To troubled youths like Nate Korbal, heroin can seem like the perfect drug: cheap, plentiful and a sure way to tame their demons. Then it becomes a demon. Then they do.

By John Keilman
Tribune staff reporter
Published February 26, 2006

Nate Korbal wanted to die. Heavy drinking and pot smoking hadn’t made him feel any better about being a 17-year-old misfit in Hinckley, a small town 50 miles west of Chicago. He was bored with school, angry with his parents, exhausted by life itself.Late one spring night in 2002, after leaving his dismal part-time job at a discount clothing store, he drunkenly confided his misery to a friend. The friend suggested a way out.”You can try this,” he said, shaking an inch-long line of powder onto a CD case. “It’s like dying.”
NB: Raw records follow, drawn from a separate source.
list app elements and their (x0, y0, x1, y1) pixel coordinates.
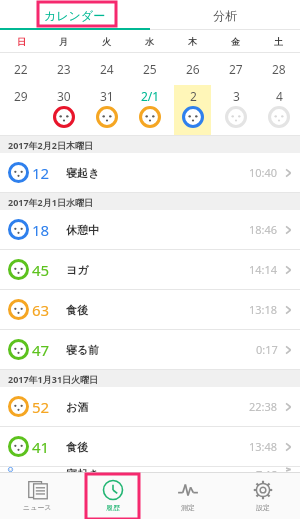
staticText: 食後 (66, 440, 88, 454)
staticText: 23 (57, 61, 71, 77)
button[interactable]: 分析 (150, 0, 300, 30)
staticText: 31 (100, 88, 114, 104)
button[interactable]: 47 (0, 330, 300, 369)
button[interactable]: 30 (42, 85, 85, 135)
button[interactable]: 29 (0, 85, 42, 135)
staticText: 履歴 (106, 503, 120, 512)
staticText: 24 (100, 61, 114, 77)
staticText: 食後 (66, 303, 88, 317)
staticText: 土 (274, 36, 283, 47)
staticText: ニュース (23, 503, 52, 512)
button[interactable]: 18 (0, 210, 300, 249)
button[interactable]: カレンダー (0, 0, 150, 30)
staticText: 12 (32, 163, 50, 183)
staticText: 分析 (213, 8, 237, 23)
staticText: 日 (17, 36, 26, 47)
button[interactable]: 28 (257, 53, 300, 85)
staticText: 2 (190, 88, 197, 104)
staticText: 45 (32, 260, 50, 280)
button[interactable]: 63 (0, 290, 300, 329)
staticText: 設定 (256, 503, 270, 512)
button[interactable]: 12 (0, 153, 300, 192)
staticText: 22 (14, 61, 28, 77)
staticText: 25 (143, 61, 157, 77)
button[interactable]: 45 (0, 250, 300, 289)
staticText: 4 (276, 88, 283, 104)
button[interactable]: 1 (0, 467, 300, 472)
staticText: 10:40 (249, 165, 278, 180)
staticText: 26 (186, 61, 200, 77)
staticText: 41 (32, 437, 50, 457)
staticText: 13:18 (249, 302, 278, 317)
staticText: 2017年2月1日水曜日 (8, 196, 93, 208)
button[interactable]: 設定 (225, 472, 300, 519)
staticText: 0:17 (256, 342, 278, 357)
staticText: 7:12 (256, 467, 278, 472)
staticText: 52 (32, 397, 50, 417)
button[interactable]: 25 (128, 53, 171, 85)
staticText: 27 (229, 61, 243, 77)
staticText: 63 (32, 300, 50, 320)
staticText: 18 (32, 220, 50, 240)
button[interactable]: 41 (0, 427, 300, 466)
button[interactable]: 52 (0, 387, 300, 426)
button[interactable]: 履歴 (75, 472, 150, 519)
button[interactable]: 24 (85, 53, 128, 85)
staticText: 水 (145, 36, 154, 47)
staticText: 2017年1月31日火曜日 (8, 373, 99, 385)
staticText: ヨガ (66, 263, 89, 277)
staticText: 金 (231, 36, 240, 47)
button[interactable]: 2 (171, 85, 214, 135)
staticText: 寝る前 (66, 343, 100, 357)
staticText: 寝起き (66, 166, 100, 180)
staticText: 月 (59, 36, 68, 47)
button[interactable]: 23 (42, 53, 85, 85)
staticText: 29 (14, 88, 28, 104)
staticText: 13:48 (249, 439, 278, 454)
staticText: 測定 (181, 503, 195, 512)
staticText: 木 (188, 36, 197, 47)
staticText: 28 (272, 61, 286, 77)
button[interactable]: 4 (257, 85, 300, 135)
staticText: 14:14 (249, 262, 278, 277)
staticText: 47 (32, 340, 50, 360)
button[interactable]: 2/1 (128, 85, 171, 135)
staticText: 3 (233, 88, 240, 104)
staticText: 22:38 (249, 399, 278, 414)
staticText: 2/1 (141, 88, 160, 104)
button[interactable]: 31 (85, 85, 128, 135)
button[interactable]: 22 (0, 53, 42, 85)
button[interactable]: 測定 (150, 472, 225, 519)
staticText: 火 (102, 36, 111, 47)
staticText: 2017年2月2日木曜日 (8, 139, 93, 151)
staticText: 休憩中 (66, 223, 99, 237)
button[interactable]: 3 (214, 85, 257, 135)
button[interactable]: ニュース (0, 472, 75, 519)
staticText: お酒 (66, 400, 89, 414)
staticText: 18:46 (249, 222, 278, 237)
button[interactable]: 26 (171, 53, 214, 85)
button[interactable]: 27 (214, 53, 257, 85)
staticText: 寝起き (66, 467, 100, 472)
staticText: カレンダー (44, 8, 106, 23)
staticText: 30 (57, 88, 71, 104)
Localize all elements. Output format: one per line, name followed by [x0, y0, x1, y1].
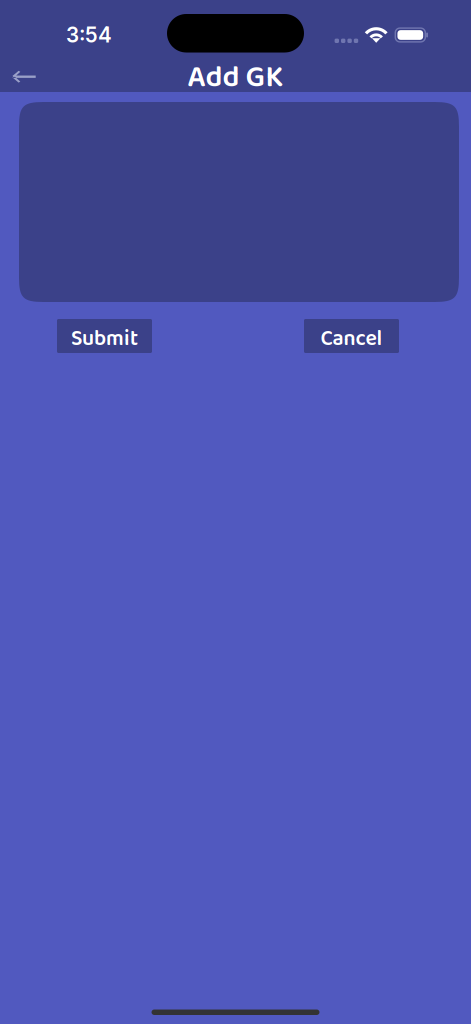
staticText: Cancel [320, 322, 382, 356]
button[interactable]: Back [0, 60, 52, 90]
staticText: Add GK [188, 54, 284, 102]
button[interactable]: Submit [57, 319, 152, 353]
staticText: Submit [71, 322, 138, 356]
staticText: 3:54 [66, 22, 112, 48]
button[interactable]: Cancel [304, 319, 399, 353]
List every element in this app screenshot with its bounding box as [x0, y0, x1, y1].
The powder, white as flour and glinting with silvery specks, was heroin, a drug that over the last 10 years has grown from a novelty to a plague in suburban Chicago. The young especially are drawn to its cheap price, its easy availability and its reputation as the atom bomb of narcotics.

“It’s a numbing drug but it makes you feel like a million dollars,” says a 23-year-old addict from Bolingbrook, jittery and sweating, craving the bag of dope he drove to the West Side to buy. “You do it and you get a rush-you feel good, your body’s numb, you get no aches and pains. You’re in a state where nothing bothers you.”

But the pleasure, he adds, comes at a price: “It basically turns you to do evil things. It turned me to do things I never thought I’d do.”